Lunedì, VMware ha rilasciato Fusion 4.1 che può eseguire versioni virtuali di Leopard e Snow Leopard client, una caratteristica che rappresenta una violazione della licenza d’uso Apple.

A quanto pare, si è trattato di un errore: “Quando la fase di verifica licenze è stato aggiunto a VMware Fusion 4.1, il controllo della versione server è stato omesso”, si legge in un articolo pubblicato sul blog di VMware, in cui viene precisato anche che : “Stiamo preparando un aggiornamento”.

La società non spiega la cosa più importante: se l’errore è stato intenzionale. Nell’articolo VMware non si scusa o ammette che uno sbaglio sia stato fatto. C’è solo un riferimento ad un aggiornamento imminente, che ripristinerà il controllo della versione server.

È anche probabile che dietro questa precipitosa marcia indietro di VMware ci sia l’intervento di Cupertino che, all’indomani del rilascio di Fusion 4.1, tramite un suo portavoce ha puntualizzato come i termini di licenza per Mac OS X non siano cambiati. Sembra probabile che qualcuno di Apple abbia avuto una conversazione con i responsabili di VMware sulla nuova funzionalità di Fusion 4.1 e abbia suggerito cosa fare.

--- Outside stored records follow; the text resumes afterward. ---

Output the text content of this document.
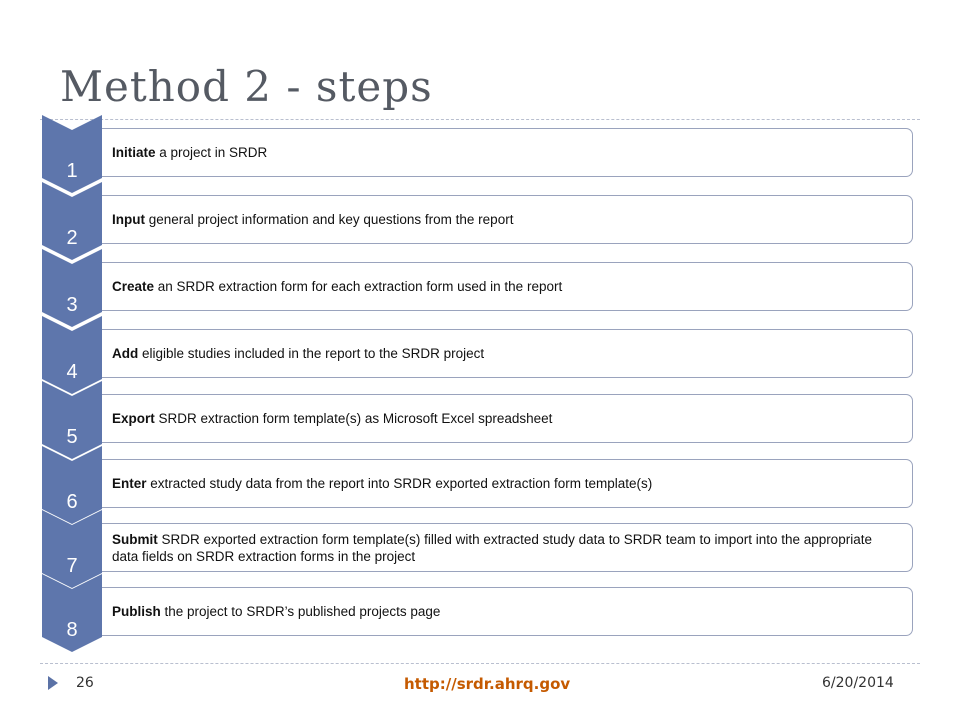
Method 2 - steps
1
Initiate a project in SRDR
2
Input general project information and key questions from the report
3
Create an SRDR extraction form for each extraction form used in the report
4
Add eligible studies included in the report to the SRDR project
5
Export SRDR extraction form template(s) as Microsoft Excel spreadsheet
6
Enter extracted study data from the report into SRDR exported extraction form template(s)
7
Submit SRDR exported extraction form template(s) filled with extracted study data to SRDR team to import into the appropriate data fields on SRDR extraction forms in the project
8
Publish the project to SRDR’s published projects page
26	http://srdr.ahrq.gov	6/20/2014
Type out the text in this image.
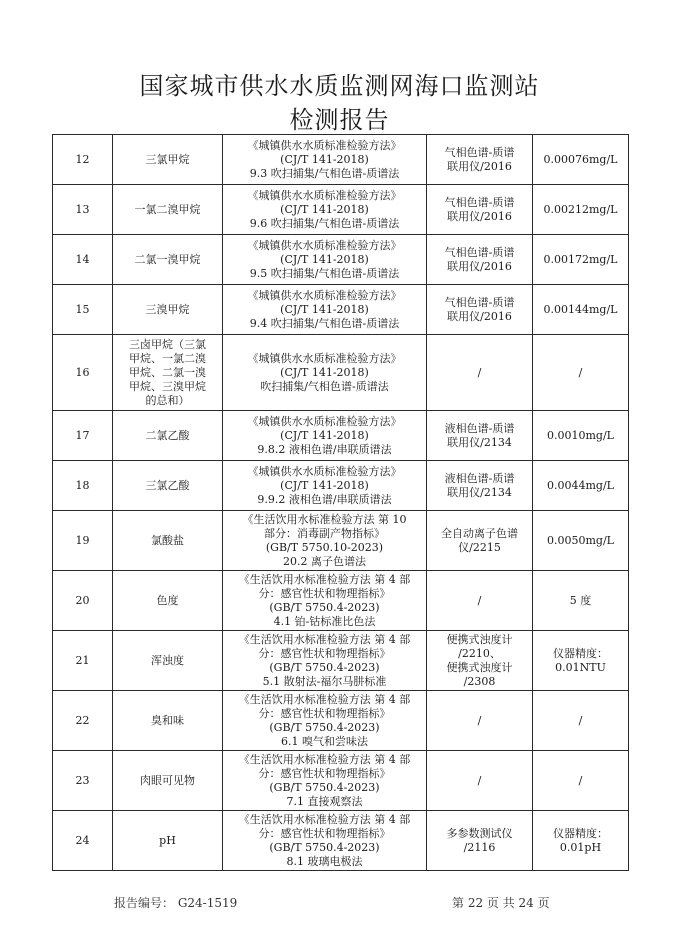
国家城市供水水质监测网海口监测站
检测报告
12	三氯甲烷	《城镇供水水质标准检验方法》
(CJ/T 141-2018)
9.3 吹扫捕集/气相色谱-质谱法	气相色谱-质谱
联用仪/2016	0.00076mg/L
13	一氯二溴甲烷	《城镇供水水质标准检验方法》
(CJ/T 141-2018)
9.6 吹扫捕集/气相色谱-质谱法	气相色谱-质谱
联用仪/2016	0.00212mg/L
14	二氯一溴甲烷	《城镇供水水质标准检验方法》
(CJ/T 141-2018)
9.5 吹扫捕集/气相色谱-质谱法	气相色谱-质谱
联用仪/2016	0.00172mg/L
15	三溴甲烷	《城镇供水水质标准检验方法》
(CJ/T 141-2018)
9.4 吹扫捕集/气相色谱-质谱法	气相色谱-质谱
联用仪/2016	0.00144mg/L
16	三卤甲烷（三氯
甲烷、一氯二溴
甲烷、二氯一溴
甲烷、三溴甲烷
的总和）	《城镇供水水质标准检验方法》
(CJ/T 141-2018)
吹扫捕集/气相色谱-质谱法	/	/
17	二氯乙酸	《城镇供水水质标准检验方法》
(CJ/T 141-2018)
9.8.2 液相色谱/串联质谱法	液相色谱-质谱
联用仪/2134	0.0010mg/L
18	三氯乙酸	《城镇供水水质标准检验方法》
(CJ/T 141-2018)
9.9.2 液相色谱/串联质谱法	液相色谱-质谱
联用仪/2134	0.0044mg/L
19	氯酸盐	《生活饮用水标准检验方法 第 10
部分：消毒副产物指标》
(GB/T 5750.10-2023)
20.2 离子色谱法	全自动离子色谱
仪/2215	0.0050mg/L
20	色度	《生活饮用水标准检验方法 第 4 部
分：感官性状和物理指标》
(GB/T 5750.4-2023)
4.1 铂-钴标准比色法	/	5 度
21	浑浊度	《生活饮用水标准检验方法 第 4 部
分：感官性状和物理指标》
(GB/T 5750.4-2023)
5.1 散射法-福尔马肼标准	便携式浊度计
/2210、
便携式浊度计
/2308	仪器精度：
0.01NTU
22	臭和味	《生活饮用水标准检验方法 第 4 部
分：感官性状和物理指标》
(GB/T 5750.4-2023)
6.1 嗅气和尝味法	/	/
23	肉眼可见物	《生活饮用水标准检验方法 第 4 部
分：感官性状和物理指标》
(GB/T 5750.4-2023)
7.1 直接观察法	/	/
24	pH	《生活饮用水标准检验方法 第 4 部
分：感官性状和物理指标》
(GB/T 5750.4-2023)
8.1 玻璃电极法	多参数测试仪
/2116	仪器精度：
0.01pH
报告编号： G24-1519	第 22 页 共 24 页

A questo punto, è evidente che Fusion perderà la possibilità di gestisce le versioni precedenti di OS X con il prossimo update. Presumibilmente la versione 4.1 continuerà a lavorare bene per un po’, e si potrà proseguire ad utilizzare Leopard e Snow Leopard versioni client su una macchina virtuale sul Mac. Non è chiaro se con il prossimo aggiornamento verà interrotta la compatibilità con le macchine virtuali esistenti, o semplicemente impedirà di creare di nuove.

Al momento di scrivere questo articolo, Fusion 4.1 è ancora disponibile per il download dal sito di VMware.